Now, you will have some bad marks on your chart. That’s OK. Don’t let a few bad marks stop you from continuing. Strive instead to get the good marks next time.
#19: Hold Yourself Back. When I start with a new exercise program, or any new goal really, I am rarin’ to go. I am full of excitement, and my enthusiasm knows no boundaries. Nor does my sense of self-limitation. I think I can do anything. It’s not long before I learn that I do have limitations, and my enthusiasm begins to wane.
Well, a great motivator that I’ve
learned is that when you have so much energy at the beginning of a program, and want to go all out – HOLD BACK. Don’t let yourself do everything you want to do. Only let yourself do 50-75 percent of what you want to do. And plan out a course of action where you slowly increase over time. For example, if I want to go running, I might think I can run 3 miles at first. But instead of letting myself do that, I start by only running a mile. When I’m doing that mile, I’ll be telling myself that I can do more! But I don’t let myself. After that workout, I’ll be looking forward to the next workout, when I’ll let myself do 1.5 miles. I keep that energy reined in, harness it, so that I can ride it even further.
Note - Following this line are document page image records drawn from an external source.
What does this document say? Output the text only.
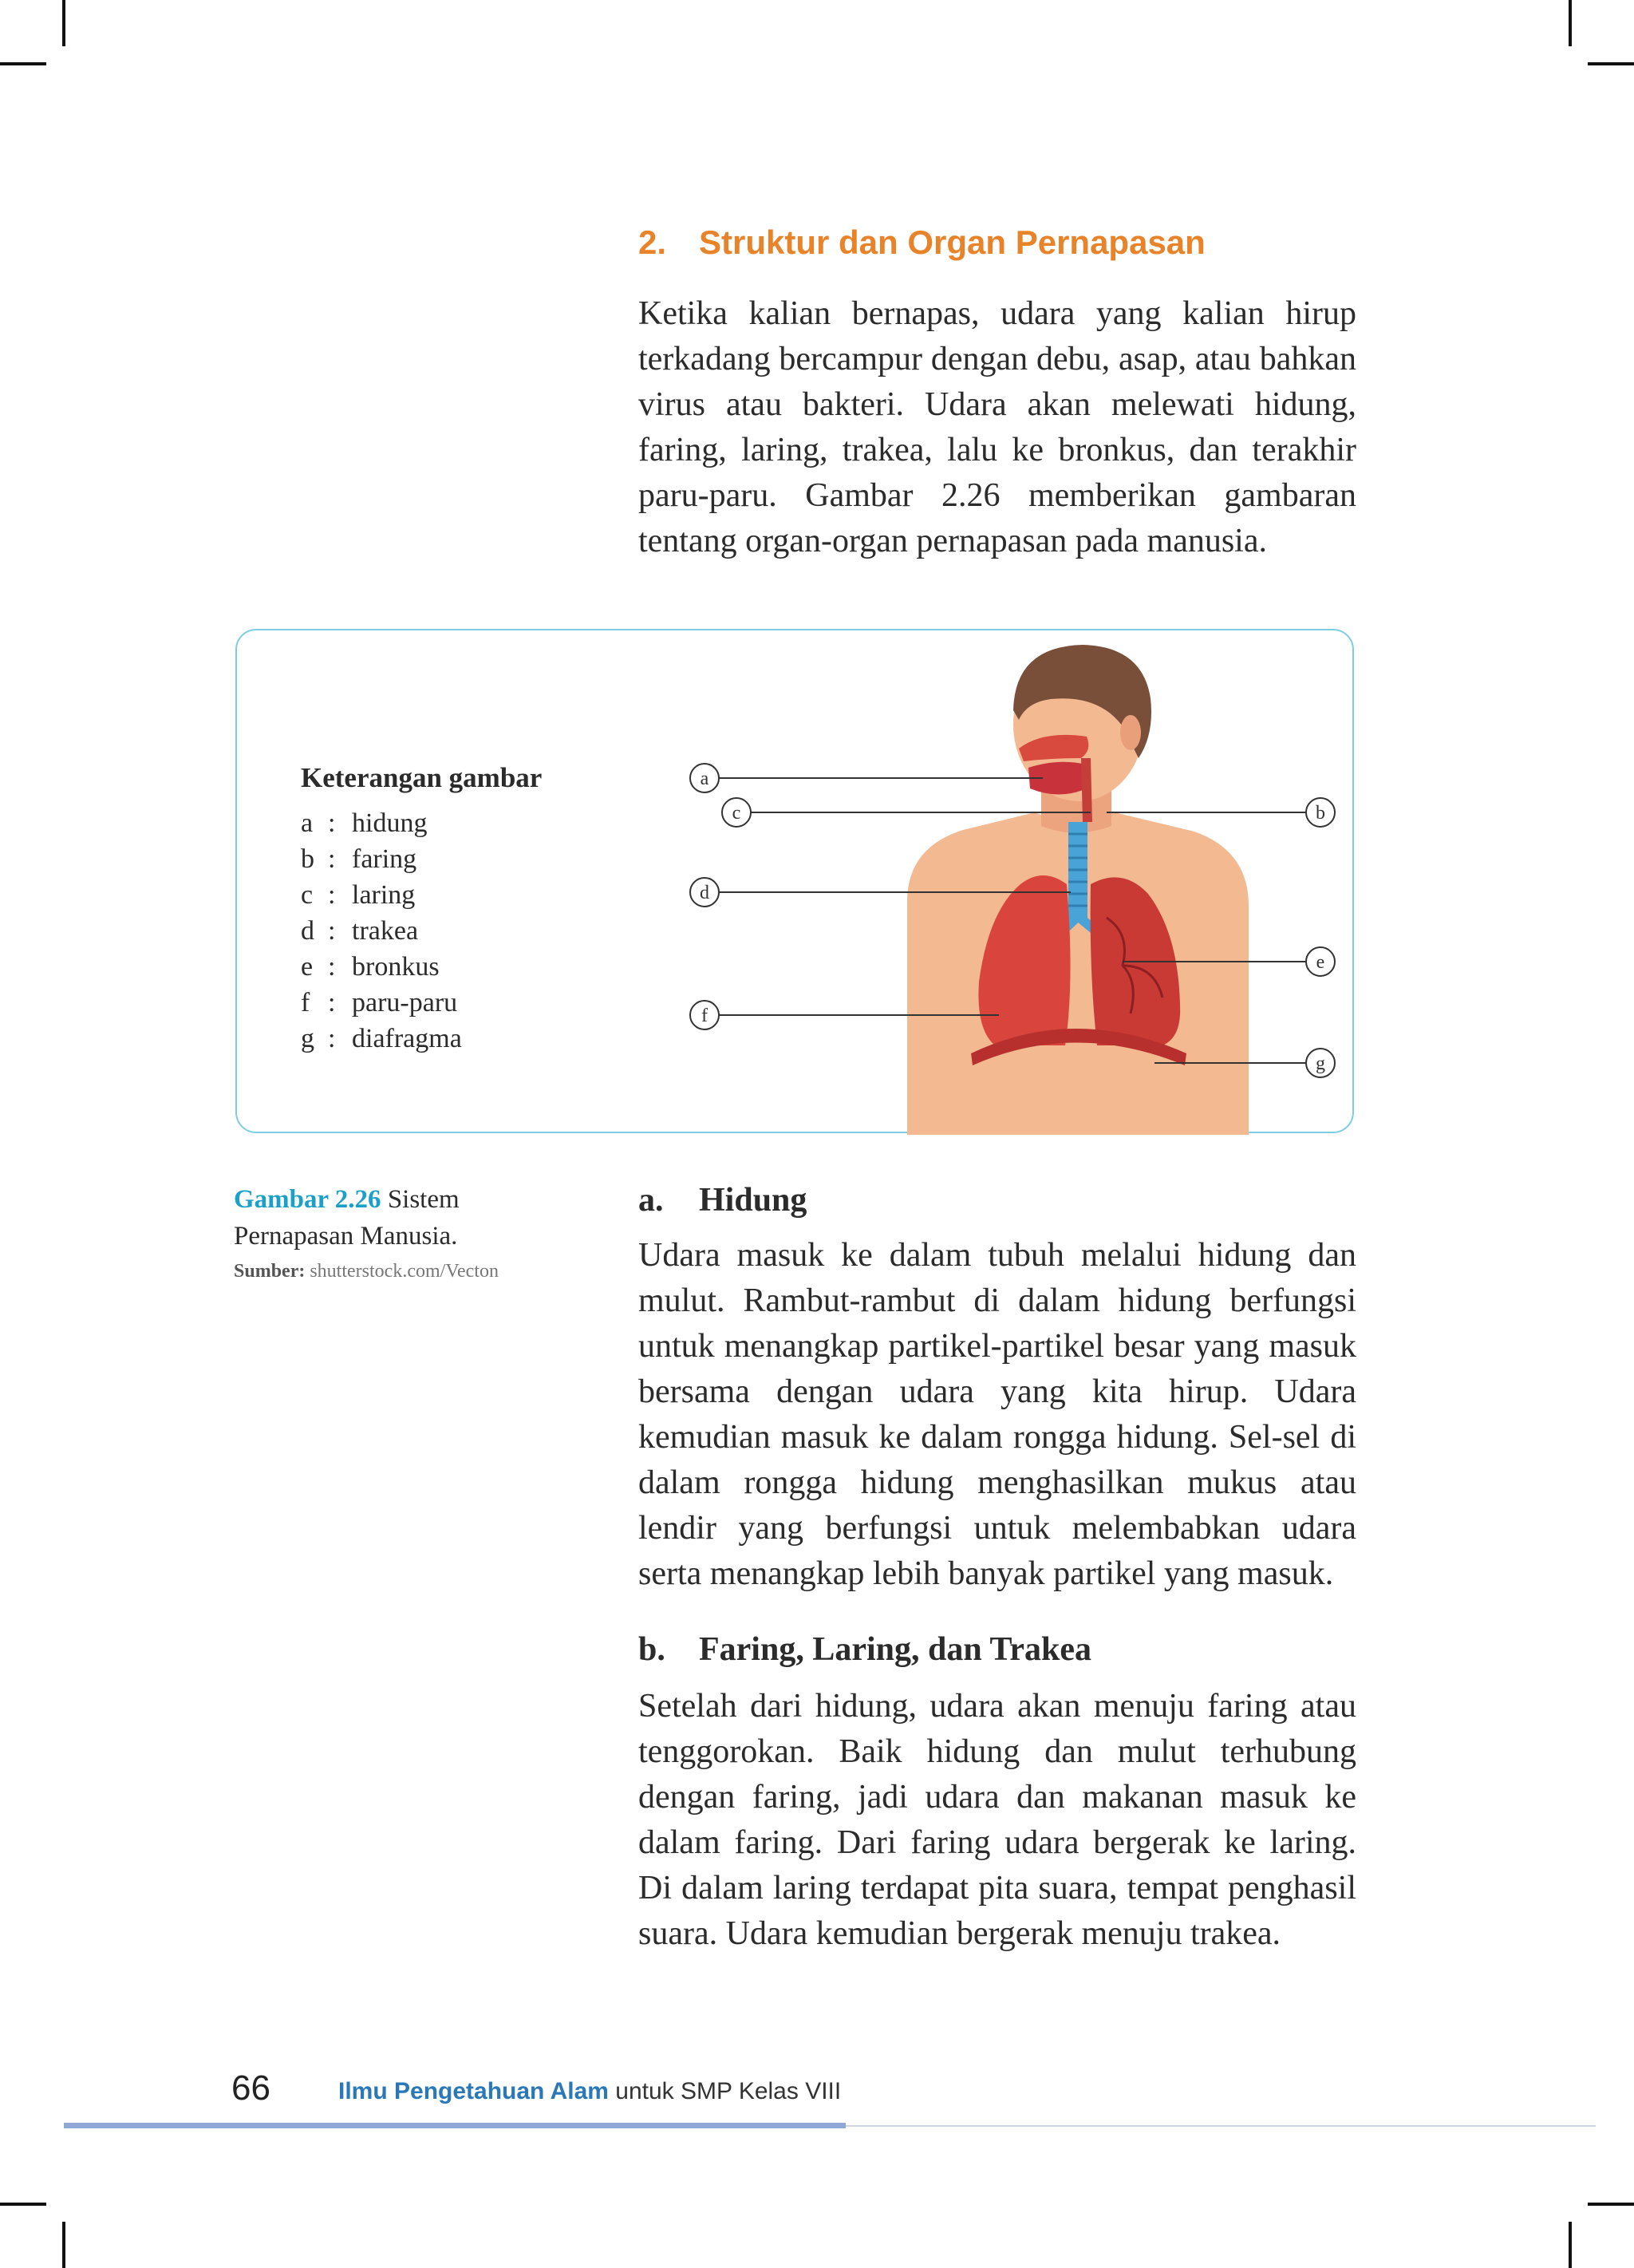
2. Struktur dan Organ Pernapasan

Ketika kalian bernapas, udara yang kalian hirup terkadang bercampur dengan debu, asap, atau bahkan virus atau bakteri. Udara akan melewati hidung, faring, laring, trakea, lalu ke bronkus, dan terakhir paru-paru. Gambar 2.26 memberikan gambaran tentang organ-organ pernapasan pada manusia.

Keterangan gambar

a : hidung
b : faring
c : laring
d : trakea
e : bronkus
f : paru-paru
g : diafragma
a
c	b
d
e
f
g

Gambar 2.26 Sistem Pernapasan Manusia.

Sumber: shutterstock.com/Vecton

a. Hidung

Udara masuk ke dalam tubuh melalui hidung dan mulut. Rambut-rambut di dalam hidung berfungsi untuk menangkap partikel-partikel besar yang masuk bersama dengan udara yang kita hirup. Udara kemudian masuk ke dalam rongga hidung. Sel-sel di dalam rongga hidung menghasilkan mukus atau lendir yang berfungsi untuk melembabkan udara serta menangkap lebih banyak partikel yang masuk.

b. Faring, Laring, dan Trakea

Setelah dari hidung, udara akan menuju faring atau tenggorokan. Baik hidung dan mulut terhubung dengan faring, jadi udara dan makanan masuk ke dalam faring. Dari faring udara bergerak ke laring. Di dalam laring terdapat pita suara, tempat penghasil suara. Udara kemudian bergerak menuju trakea.

66	Ilmu Pengetahuan Alam untuk SMP Kelas VIII
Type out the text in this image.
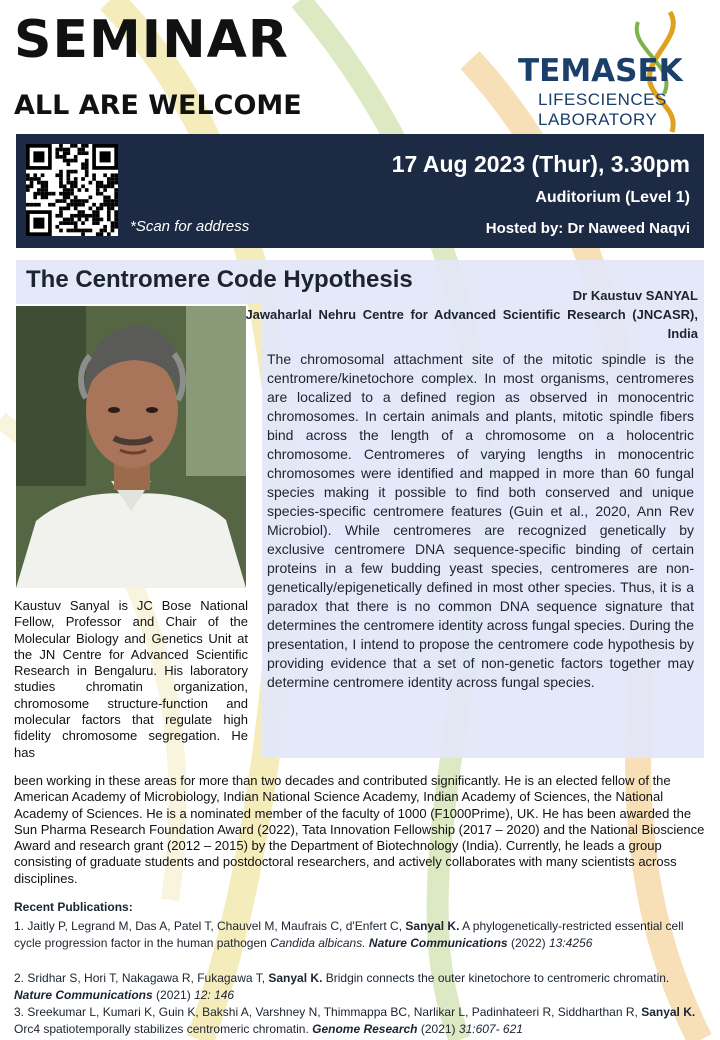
SEMINAR
ALL ARE WELCOME
TEMASEK
LIFESCIENCES
LABORATORY
*Scan for address
17 Aug 2023 (Thur), 3.30pm
Auditorium (Level 1)
Hosted by: Dr Naweed Naqvi
The Centromere Code Hypothesis
Dr Kaustuv SANYAL
Jawaharlal Nehru Centre for Advanced Scientific Research (JNCASR), India
The chromosomal attachment site of the mitotic spindle is the centromere/kinetochore complex. In most organisms, centromeres are localized to a defined region as observed in monocentric chromosomes. In certain animals and plants, mitotic spindle fibers bind across the length of a chromosome on a holocentric chromosome. Centromeres of varying lengths in monocentric chromosomes were identified and mapped in more than 60 fungal species making it possible to find both conserved and unique species-specific centromere features (Guin et al., 2020, Ann Rev Microbiol). While centromeres are recognized genetically by exclusive centromere DNA sequence-specific binding of certain proteins in a few budding yeast species, centromeres are non-genetically/epigenetically defined in most other species. Thus, it is a paradox that there is no common DNA sequence signature that determines the centromere identity across fungal species. During the presentation, I intend to propose the centromere code hypothesis by providing evidence that a set of non-genetic factors together may determine centromere identity across fungal species.
Kaustuv Sanyal is JC Bose National Fellow, Professor and Chair of the Molecular Biology and Genetics Unit at the JN Centre for Advanced Scientific Research in Bengaluru. His laboratory studies chromatin organization, chromosome structure-function and molecular factors that regulate high fidelity chromosome segregation. He has
been working in these areas for more than two decades and contributed significantly. He is an elected fellow of the American Academy of Microbiology, Indian National Science Academy, Indian Academy of Sciences, the National Academy of Sciences. He is a nominated member of the faculty of 1000 (F1000Prime), UK. He has been awarded the Sun Pharma Research Foundation Award (2022), Tata Innovation Fellowship (2017 – 2020) and the National Bioscience Award and research grant (2012 – 2015) by the Department of Biotechnology (India). Currently, he leads a group consisting of graduate students and postdoctoral researchers, and actively collaborates with many scientists across disciplines.
Recent Publications:
1. Jaitly P, Legrand M, Das A, Patel T, Chauvel M, Maufrais C, d'Enfert C, Sanyal K. A phylogenetically-restricted essential cell cycle progression factor in the human pathogen Candida albicans. Nature Communications (2022) 13:4256
2. Sridhar S, Hori T, Nakagawa R, Fukagawa T, Sanyal K. Bridgin connects the outer kinetochore to centromeric chromatin. Nature Communications (2021) 12: 146
3. Sreekumar L, Kumari K, Guin K, Bakshi A, Varshney N, Thimmappa BC, Narlikar L, Padinhateeri R, Siddharthan R, Sanyal K. Orc4 spatiotemporally stabilizes centromeric chromatin. Genome Research (2021) 31:607- 621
#18: Join an online (or off-line) group to help keep you focused and motivated. When I started to run, more than a year ago, I joined a few different forums, at different times, on different sites, such as Men’s Health (the Belly-Off Runner’s Club), Runner’s World, Cool Running, and the running group at About. com. I did the same when I was quitting smoking.
Each time I joined a forum, it helped keep me on track. Not only did I meet a bunch of other people who were either going through what I was going through or who had already been through it, I would report my progress (and failures) as I went along. They were there for great advice, for moral support, to help keep me going when I wanted to stop.
#17: Post a picture of your goal someplace visible – near your desk or on your refrigerator, for example.